Clofazimine

Identification

Summary

Clofazimine is a riminophenazine antimycobacterial used to treat leprosy.

Generic Name
Clofazimine
DrugBank Accession Number
DB00845
Background

Clofazimine is a highly lipophilic antimicrobial riminophenazine dye used in combination with other agents, such as dapsone, for the treatment of leprosy.
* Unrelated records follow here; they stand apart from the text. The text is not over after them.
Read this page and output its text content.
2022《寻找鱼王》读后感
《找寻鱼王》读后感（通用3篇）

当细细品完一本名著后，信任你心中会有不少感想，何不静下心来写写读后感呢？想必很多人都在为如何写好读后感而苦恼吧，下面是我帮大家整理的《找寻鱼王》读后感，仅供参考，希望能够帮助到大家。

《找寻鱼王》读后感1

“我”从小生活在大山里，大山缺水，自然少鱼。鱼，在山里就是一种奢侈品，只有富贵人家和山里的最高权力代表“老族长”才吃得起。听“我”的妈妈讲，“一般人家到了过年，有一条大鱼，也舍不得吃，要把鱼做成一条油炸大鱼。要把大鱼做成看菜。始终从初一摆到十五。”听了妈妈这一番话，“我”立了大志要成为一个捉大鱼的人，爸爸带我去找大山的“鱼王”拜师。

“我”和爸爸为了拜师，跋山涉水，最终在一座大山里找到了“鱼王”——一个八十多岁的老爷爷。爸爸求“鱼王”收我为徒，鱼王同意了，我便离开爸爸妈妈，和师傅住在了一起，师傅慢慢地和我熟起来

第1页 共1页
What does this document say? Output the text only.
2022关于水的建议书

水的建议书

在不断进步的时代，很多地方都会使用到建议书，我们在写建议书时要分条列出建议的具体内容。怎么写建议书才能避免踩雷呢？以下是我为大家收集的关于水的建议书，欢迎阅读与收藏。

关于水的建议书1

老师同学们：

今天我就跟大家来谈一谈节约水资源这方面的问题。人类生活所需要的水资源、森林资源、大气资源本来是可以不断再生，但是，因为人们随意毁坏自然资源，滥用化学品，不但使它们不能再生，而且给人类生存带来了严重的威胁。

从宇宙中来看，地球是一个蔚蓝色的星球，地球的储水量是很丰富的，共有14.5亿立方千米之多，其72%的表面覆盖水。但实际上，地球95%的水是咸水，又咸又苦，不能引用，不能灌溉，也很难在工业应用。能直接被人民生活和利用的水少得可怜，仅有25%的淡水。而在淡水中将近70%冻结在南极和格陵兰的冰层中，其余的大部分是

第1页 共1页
It was originally described in 1957 and was the prototypical riminophenazine dye - a bright-red dye that, in its clinical use, results in long-lasting discoloration of the skin and bodily fluids.2 Although it carries in vitro activity against other mycobacterium, such as Mycobacterium tuberculosis, it is generally considered an ineffective treatment in comparison to classic tuberculosis treatments such as rifampicin and isoniazid.2

Type
Small Molecule
Groups
Approved, Investigational
Structure
Weight
Average: 473.396
Monoisotopic: 472.122152138
Chemical Formula
C27H22Cl2N4
Synonyms
  • Clofazimin
  • Clofazimina
  • Clofazimine
  • Clofaziminum
  • Riminophenazine
External IDs
  • B 663
  • G 30320
  • G-30320
  • NSC 141046
  • NSC-141046

Pharmacology

Indication

Clofazimine is indicated for the treatment of lepromatous leprosy, including dapsone-resistant lepromatous leprosy and lepromatous leprosy complicated by erythema nodosum leprosum.5 To prevent the development of drug resistance, it should be used only in combination with other antimycobacterial leprosy treatments.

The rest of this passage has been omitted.